By 1966, Rush began mixing things up a bit, recording tunes by Chuck Berry, Buddy Holly and Willie Dixon in the incipient folk-rock style heard on Dylan albums like “Highway 61 Revisited.” But 1968’s “The Circle Game” was his real breakthrough album, featuring three Mitchell tunes, two by Taylor and one by Browne, as well as a few Tom Rush originals, including perhaps his best-known song, “No Regrets.”

Rush says that his turn away from traditional folk toward doing songs by contemporary songwriters didn’t come without some grumbling.

“In Cambridge there were way too many purists who’d look down their noses at a Bo Diddley tune and start stirring their coffee vigorously,” he said. “Some of my colleagues were specialists who did nothing but Woody Guthrie or delta blues or Appalachian ballads.

“I was more of a generalist, doing tunes from here and there.
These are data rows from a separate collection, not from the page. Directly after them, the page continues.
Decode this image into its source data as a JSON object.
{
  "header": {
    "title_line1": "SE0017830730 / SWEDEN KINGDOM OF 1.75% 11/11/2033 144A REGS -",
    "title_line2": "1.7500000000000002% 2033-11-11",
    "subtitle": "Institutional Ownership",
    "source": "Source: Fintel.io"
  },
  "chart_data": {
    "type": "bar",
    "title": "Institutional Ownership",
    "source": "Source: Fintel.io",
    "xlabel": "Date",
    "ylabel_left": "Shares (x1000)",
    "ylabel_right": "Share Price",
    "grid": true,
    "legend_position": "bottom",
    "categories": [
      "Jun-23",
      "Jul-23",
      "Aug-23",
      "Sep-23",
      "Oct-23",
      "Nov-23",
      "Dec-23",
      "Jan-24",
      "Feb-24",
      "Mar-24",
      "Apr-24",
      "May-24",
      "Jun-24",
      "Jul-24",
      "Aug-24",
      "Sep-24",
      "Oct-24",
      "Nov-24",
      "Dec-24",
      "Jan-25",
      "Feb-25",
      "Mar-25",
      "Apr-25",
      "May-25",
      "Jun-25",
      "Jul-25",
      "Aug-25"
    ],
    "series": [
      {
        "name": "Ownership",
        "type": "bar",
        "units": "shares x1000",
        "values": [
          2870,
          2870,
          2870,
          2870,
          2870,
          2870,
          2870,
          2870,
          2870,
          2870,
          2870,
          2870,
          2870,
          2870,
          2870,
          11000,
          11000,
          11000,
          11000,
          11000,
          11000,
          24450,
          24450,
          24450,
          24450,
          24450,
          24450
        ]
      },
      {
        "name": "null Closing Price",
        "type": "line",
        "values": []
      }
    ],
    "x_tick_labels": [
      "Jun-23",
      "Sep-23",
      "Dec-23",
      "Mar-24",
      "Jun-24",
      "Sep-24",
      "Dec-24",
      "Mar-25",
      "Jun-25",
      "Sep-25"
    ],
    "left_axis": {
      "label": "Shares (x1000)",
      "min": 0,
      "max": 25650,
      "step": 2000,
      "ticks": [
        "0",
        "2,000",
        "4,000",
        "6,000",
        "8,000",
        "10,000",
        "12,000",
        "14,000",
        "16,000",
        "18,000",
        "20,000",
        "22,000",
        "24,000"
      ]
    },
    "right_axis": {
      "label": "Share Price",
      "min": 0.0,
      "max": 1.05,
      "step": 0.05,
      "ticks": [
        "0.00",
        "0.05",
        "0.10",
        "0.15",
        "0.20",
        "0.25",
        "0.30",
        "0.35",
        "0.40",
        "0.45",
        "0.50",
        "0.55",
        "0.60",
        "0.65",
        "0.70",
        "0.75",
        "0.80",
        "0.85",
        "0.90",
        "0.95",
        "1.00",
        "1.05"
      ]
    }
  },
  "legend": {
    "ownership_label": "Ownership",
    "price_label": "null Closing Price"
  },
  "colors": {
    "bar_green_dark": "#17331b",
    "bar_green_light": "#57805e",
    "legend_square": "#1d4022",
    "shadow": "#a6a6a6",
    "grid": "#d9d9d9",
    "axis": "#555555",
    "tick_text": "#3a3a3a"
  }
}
But the fact was that I’d run out of tunes I felt that I could do. Maybe I hadn’t dug deep enough. But I was casting about for new stuff because I had an album due, and along came Joni, Jackson and James all writing stuff that had a folkie sensibility but that was very different, more literary and musically sophisticated, but still compatible with what I’d been doing. It didn’t feel like a leap. It was a leap but not a gigantic leap for me. The audience seemed to like, and away we’d go.”

In some ways, says Rush, it’s been all downhill ever since. “That original crop was quite remarkable,” he said. “There are a lot of other writers out there since then and now who are writing stuff that I don’t think I can do -- good material that doesn’t necessarily suit me, so I haven’t been doing their tunes.

“There are also people who occasionally write the odd song that I just love, but they don’t crank them out like J, J and J.”